To prove this, the study included nations with varying levels of stimulus response and found it remained consistent regardless of the level of fiscal response. The same report indicates that without the stimulus packages, the U.S economy would be in a much worse situation of having both high inflation and unemployment. Currently, unemployment levels remain around pre-pandemic levels thanks to the stimulus policies.
Moreover, much of domestic inflation is a product of monetary, not fiscal policy. Unlike fiscal policy, monetary policy falls under the purview of the Federal Reserve, an entirely independent government institution. The Fed is currently run by Jerome H. Powell, the current chairman originally appointed by former President Donald Trump. Criticism of the Federal Reserve’s initial inaction on modifying interest rates in response to rising inflation does not go away with a Republican-controlled Congress, because setting interest rates is not of the partisan milieu.
Although it’s important to emphasize the cause of inflation and what can’t change under Republican control, emphasizing what would change would also serve to benefit the Democratic party. While the current dilemma has been caused by a mixture of global factors and monetary policy, Republican fiscal policy would only pour oil on the fire.

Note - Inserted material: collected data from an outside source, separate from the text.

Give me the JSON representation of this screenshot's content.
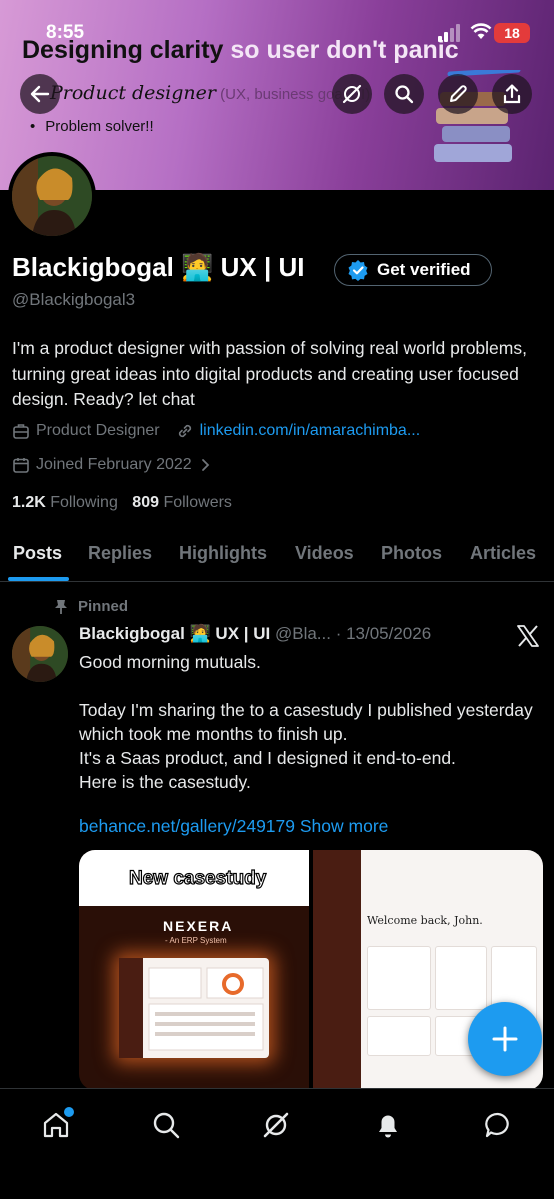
{
  "status_bar": {
    "time": "8:55",
    "battery": "18"
  },
  "banner": {
    "title_dark": "Designing clarity",
    "title_light": " so user don't panic",
    "subtitle": "Product designer",
    "subtitle_note": " (UX, business goal UI)",
    "bullet": "Problem solver!!"
  },
  "profile": {
    "name": "Blackigbogal 🧑‍💻 UX | UI",
    "get_verified_label": "Get verified",
    "handle": "@Blackigbogal3",
    "bio": "I'm a product designer with passion of solving real world problems, turning great ideas into digital products and creating user focused design. Ready? let chat",
    "profession": "Product Designer",
    "website": "linkedin.com/in/amarachimba...",
    "joined": "Joined February 2022",
    "following_count": "1.2K",
    "following_label": "Following",
    "followers_count": "809",
    "followers_label": "Followers"
  },
  "tabs": [
    "Posts",
    "Replies",
    "Highlights",
    "Videos",
    "Photos",
    "Articles"
  ],
  "pinned_post": {
    "pinned_label": "Pinned",
    "author": "Blackigbogal 🧑‍💻 UX | UI",
    "handle_date": "@Bla... · 13/05/2026",
    "text": "Good morning mutuals.\n\nToday I'm sharing the to a casestudy I published yesterday which took me months to finish up.\nIt's a Saas product, and I designed it end-to-end.\nHere is the casestudy.",
    "link": "behance.net/gallery/249179",
    "show_more": " Show more",
    "media_left_caption": "New casestudy",
    "media_left_brand": "NEXERA",
    "media_left_brand_sub": "- An ERP System",
    "media_right_heading": "Welcome back, John."
  },
  "icons": {
    "back": "back-arrow-icon",
    "grok": "grok-icon",
    "search": "search-icon",
    "edit": "edit-icon",
    "share": "share-icon",
    "verified": "verified-badge-icon",
    "profession": "briefcase-icon",
    "link": "link-icon",
    "calendar": "calendar-icon",
    "pin": "pin-icon",
    "x": "x-logo-icon",
    "compose": "plus-icon",
    "nav": [
      "home-icon",
      "search-icon",
      "grok-icon",
      "notifications-icon",
      "messages-icon"
    ]
  },
  "colors": {
    "accent": "#1d9bf0",
    "background": "#000000",
    "muted": "#71767b",
    "banner_start": "#d79ad6",
    "banner_end": "#5b2370"
  }
}
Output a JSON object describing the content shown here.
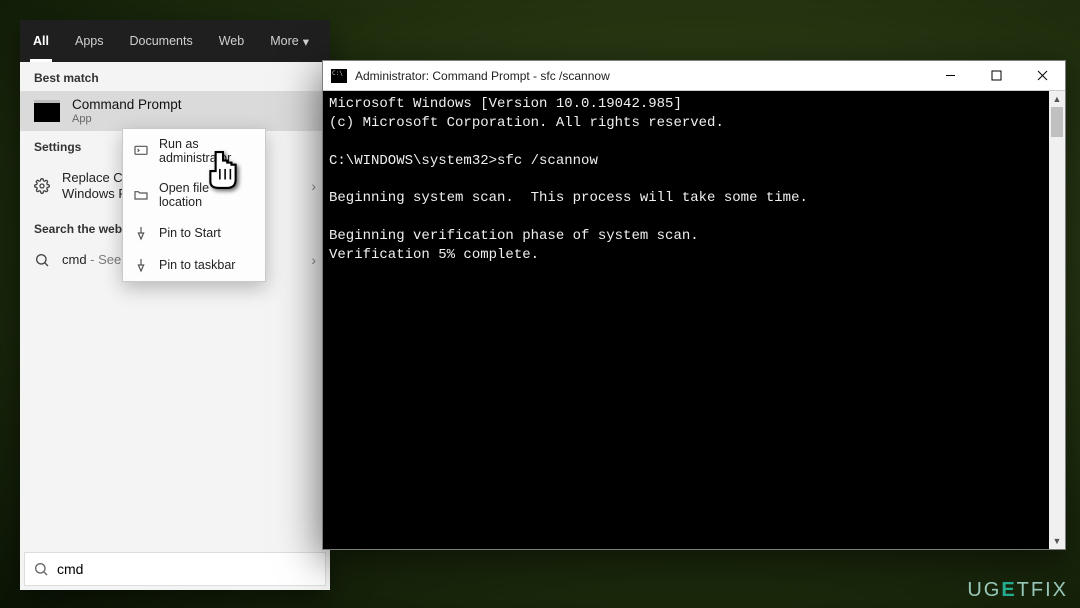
{
  "search": {
    "tabs": {
      "all": "All",
      "apps": "Apps",
      "documents": "Documents",
      "web": "Web",
      "more": "More"
    },
    "best_match_header": "Best match",
    "best_match": {
      "title": "Command Prompt",
      "subtitle": "App"
    },
    "settings_header": "Settings",
    "settings_item": "Replace Command Prompt with Windows PowerShell ...",
    "web_header": "Search the web",
    "web_item_prefix": "cmd",
    "web_item_suffix": " - See web results",
    "input_value": "cmd"
  },
  "context_menu": {
    "run_admin": "Run as administrator",
    "open_location": "Open file location",
    "pin_start": "Pin to Start",
    "pin_taskbar": "Pin to taskbar"
  },
  "terminal": {
    "title": "Administrator: Command Prompt - sfc  /scannow",
    "lines": [
      "Microsoft Windows [Version 10.0.19042.985]",
      "(c) Microsoft Corporation. All rights reserved.",
      "",
      "C:\\WINDOWS\\system32>sfc /scannow",
      "",
      "Beginning system scan.  This process will take some time.",
      "",
      "Beginning verification phase of system scan.",
      "Verification 5% complete."
    ]
  },
  "watermark": "UGETFIX"
}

The traditional crux of Republican economic thought lies in tax cuts to stimulate growth. President Trump’s signature tax cut legislation, the Tax Cuts and Jobs Act of 2017, was a prime example of this. In addition to the criticisms that the TCJA primarily benefited corporations and not workers, enacting tax cuts during a period of high inflation would only worsen inflation by heating up demand without increasing supply. The perils of enacting massive tax cuts can be seen in Britain – the newly appointed Prime Minister Liz Truss has come under heavy fire for her government’s plan of massive tax cuts that would balloon the deficit. The furor grew to an extent where Truss was forced to fire her Finance Minister Kwasi Kwarteng, only 39 days after appointing him.
Democrats can still keep control of the House, although it’s looking increasingly less likely. The economy remains at the top of many voters’ minds, and Republicans have for too long enjoyed the status as the fiscally-savant party. Democrats must challenge this, or risk losing more seats.